Facebook, itself built on layers of open source code and hardware blueprints, has made it a point to serve as a wellspring of sorts for the open source community--even before it came into money from its IPO in 2012.
The social network demonstrated this commitment once again April 18 on Day 1 of its F8 Conference at the San Jose Convention Center, when it released several new open source tools that the open source world undoubtedly will welcome.
The new releases are designed to help developers handle the largest problem Facebook has faced in the last three or four years: providing effective, secure management for video and virtual reality content inside its huge ecosystem.

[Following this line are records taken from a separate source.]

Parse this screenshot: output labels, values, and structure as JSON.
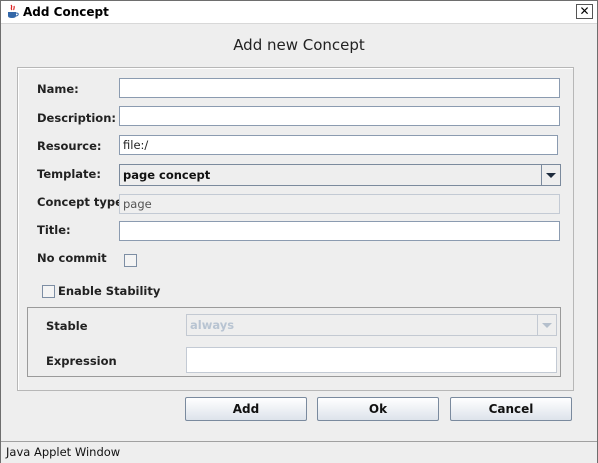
{
  "window": {
    "title": "Add Concept",
    "close_glyph": "✕",
    "icon": "java-icon"
  },
  "header": {
    "title": "Add new Concept"
  },
  "form": {
    "name": {
      "label": "Name:",
      "value": ""
    },
    "description": {
      "label": "Description:",
      "value": ""
    },
    "resource": {
      "label": "Resource:",
      "value": "file:/"
    },
    "template": {
      "label": "Template:",
      "value": "page concept"
    },
    "concept_type": {
      "label": "Concept type:",
      "value": "page"
    },
    "title": {
      "label": "Title:",
      "value": ""
    },
    "no_commit": {
      "label": "No commit",
      "checked": false
    },
    "enable_stability": {
      "label": "Enable Stability",
      "checked": false
    },
    "stable": {
      "label": "Stable",
      "value": "always"
    },
    "expression": {
      "label": "Expression",
      "value": ""
    }
  },
  "buttons": {
    "add": "Add",
    "ok": "Ok",
    "cancel": "Cancel"
  },
  "status": {
    "text": "Java Applet Window"
  },
  "colors": {
    "window_bg": "#eeeeee",
    "field_border": "#8b9bb0",
    "disabled_text": "#b8c4d2"
  }
}
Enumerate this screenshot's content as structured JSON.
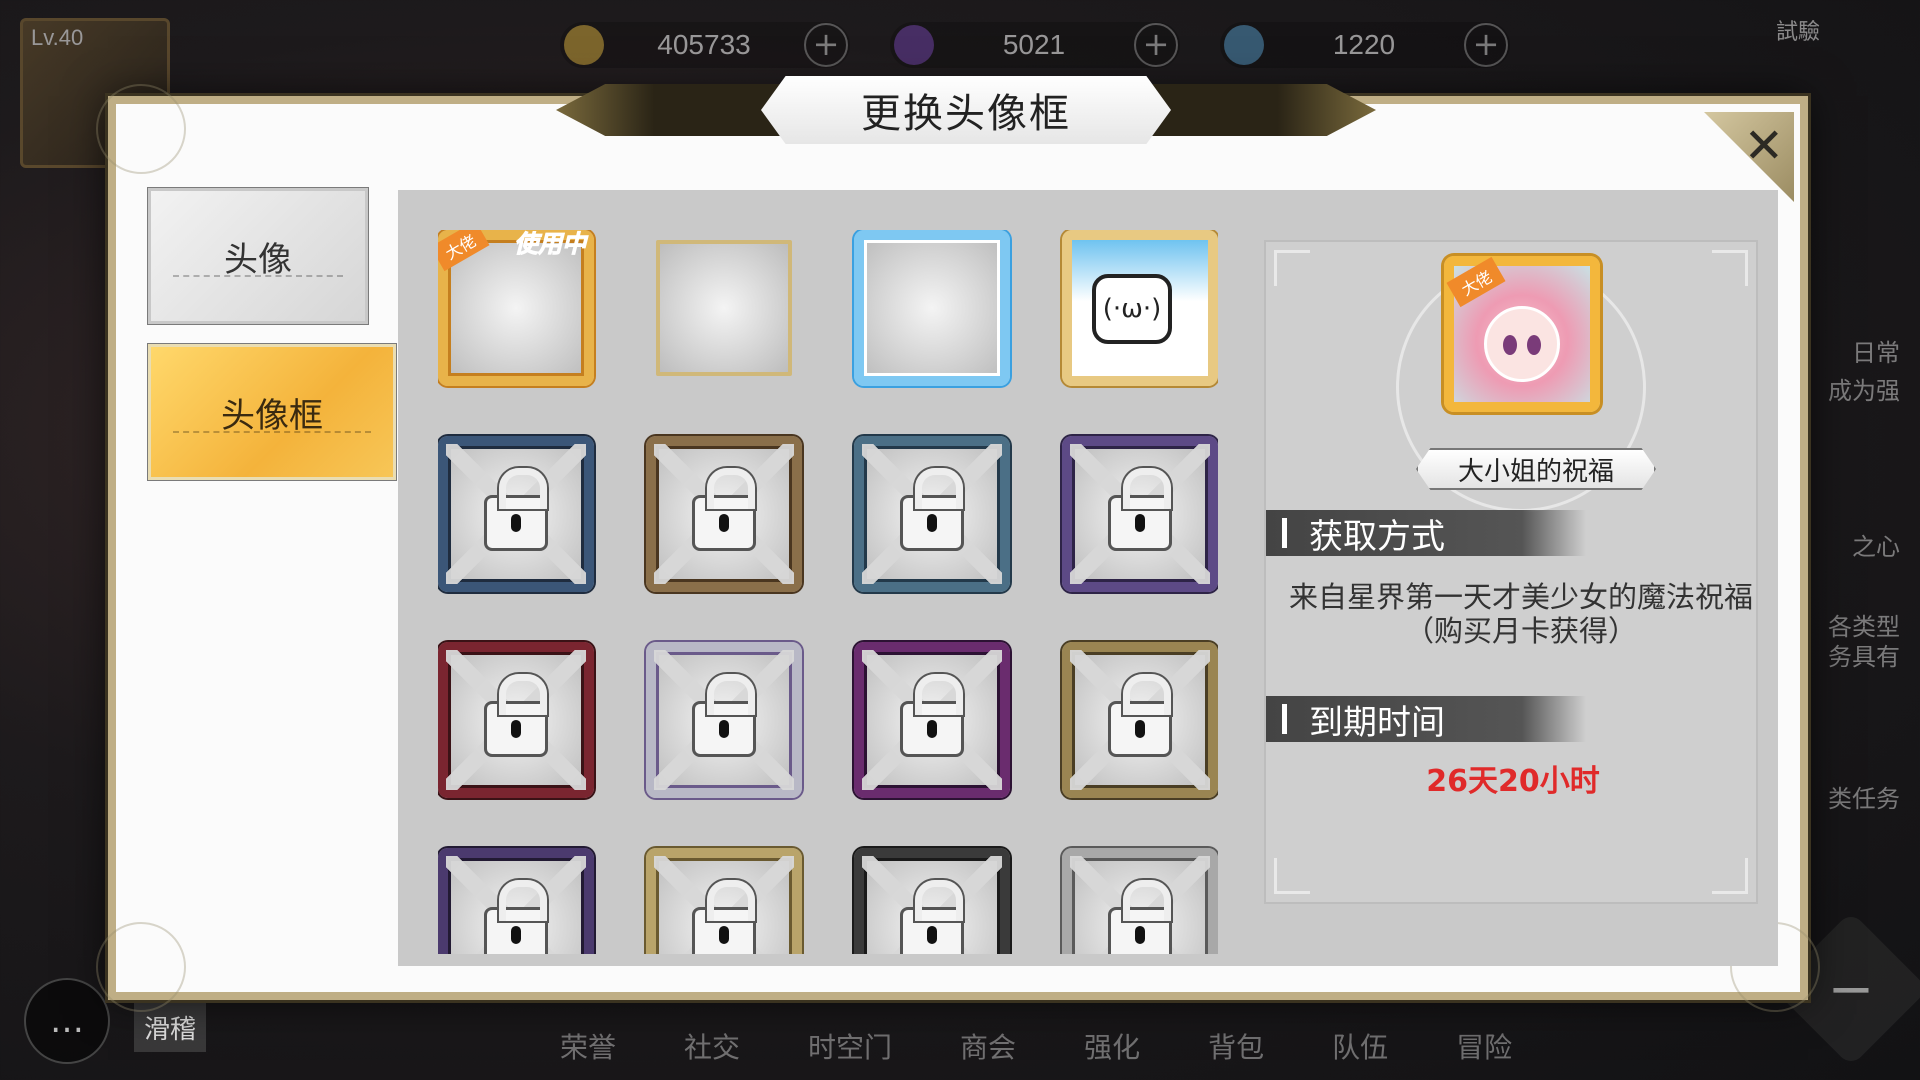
{
  "hud": {
    "player_level": "Lv.40",
    "currencies": [
      {
        "value": "405733",
        "icon": "gold-coin-icon",
        "color": "#c9a33a"
      },
      {
        "value": "5021",
        "icon": "purple-gem-icon",
        "color": "#6b3fa0"
      },
      {
        "value": "1220",
        "icon": "rainbow-orb-icon",
        "color": "#4f8fb8"
      }
    ],
    "plus_label": "+",
    "top_right_label": "試驗",
    "side_texts": [
      "日常",
      "成为强",
      "之心",
      "各类型\n务具有",
      "类任务"
    ],
    "bottom_nav": [
      "荣誉",
      "社交",
      "时空门",
      "商会",
      "强化",
      "背包",
      "队伍",
      "冒险"
    ],
    "chat_tag": "滑稽",
    "chat_icon": "chat-bubble-icon",
    "minus_label": "−"
  },
  "dialog": {
    "title": "更换头像框",
    "close_label": "✕"
  },
  "tabs": [
    {
      "label": "头像",
      "active": false
    },
    {
      "label": "头像框",
      "active": true
    }
  ],
  "frames": {
    "in_use_label": "使用中",
    "rank_ribbon": "大佬",
    "tv_face": "(·ω·)",
    "items": [
      {
        "kind": "equipped",
        "c1": "#e8b34a",
        "c2": "#c57f1f",
        "locked": false
      },
      {
        "kind": "plain",
        "c1": "#d0b879",
        "c2": "#a88f50",
        "locked": false
      },
      {
        "kind": "bili",
        "c1": "#7ec8f2",
        "c2": "#3aa0e0",
        "locked": false
      },
      {
        "kind": "tv",
        "c1": "#e8c982",
        "c2": "#b58935",
        "locked": false
      },
      {
        "kind": "locked",
        "c1": "#3b5678",
        "c2": "#1f2c3f",
        "locked": true
      },
      {
        "kind": "locked",
        "c1": "#8a6f4a",
        "c2": "#4a3620",
        "locked": true
      },
      {
        "kind": "locked",
        "c1": "#4b6f86",
        "c2": "#23394a",
        "locked": true
      },
      {
        "kind": "locked",
        "c1": "#5d4a86",
        "c2": "#2e2447",
        "locked": true
      },
      {
        "kind": "locked",
        "c1": "#7a2530",
        "c2": "#3a1216",
        "locked": true
      },
      {
        "kind": "locked",
        "c1": "#b8b8c6",
        "c2": "#6a5a8a",
        "locked": true
      },
      {
        "kind": "locked",
        "c1": "#6a2c6e",
        "c2": "#2c1233",
        "locked": true
      },
      {
        "kind": "locked",
        "c1": "#9a8552",
        "c2": "#4a3e24",
        "locked": true
      },
      {
        "kind": "locked",
        "c1": "#4b3a6e",
        "c2": "#221a33",
        "locked": true
      },
      {
        "kind": "locked",
        "c1": "#b9a46a",
        "c2": "#6a5a30",
        "locked": true
      },
      {
        "kind": "locked",
        "c1": "#3a3a3a",
        "c2": "#1a1a1a",
        "locked": true
      },
      {
        "kind": "locked",
        "c1": "#a8a8a8",
        "c2": "#5a5a5a",
        "locked": true
      }
    ]
  },
  "detail": {
    "frame_name": "大小姐的祝福",
    "acquire_header": "获取方式",
    "acquire_text": "来自星界第一天才美少女的魔法祝福（购买月卡获得）",
    "expire_header": "到期时间",
    "expire_value": "26天20小时",
    "expire_color": "#e02a2a"
  }
}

This also applies to content producers. As more and more people come online each day, and at varying network speeds, the challenge to produce simultaneously accessible and bandwidth-consuming content—mainly in video—grows for all Facebook users and developers.
It's All About the User Experience
Like most 21st century companies, Facebook is all about the user experience, or UX. So, in order to maintain a faster and more efficient UX--while at the same time preserving a top-flight developer experience--Facebook engineers created the following scalable frameworks for app, video and VR content, which were all released April 18.
These projects include:
Litho: This is a declarative framework for building efficient UIs on Android. This framework aims to greatly increase Android user interfaces. Go here for more information.
React Fiber (also look for React 16.0): This is a backwards-compatible rewrite of React Native's core, which will enable developers to use React's flexible code to produce content-rich experiences for people using low-end devices.
The F8 2017 conference concludes April 19.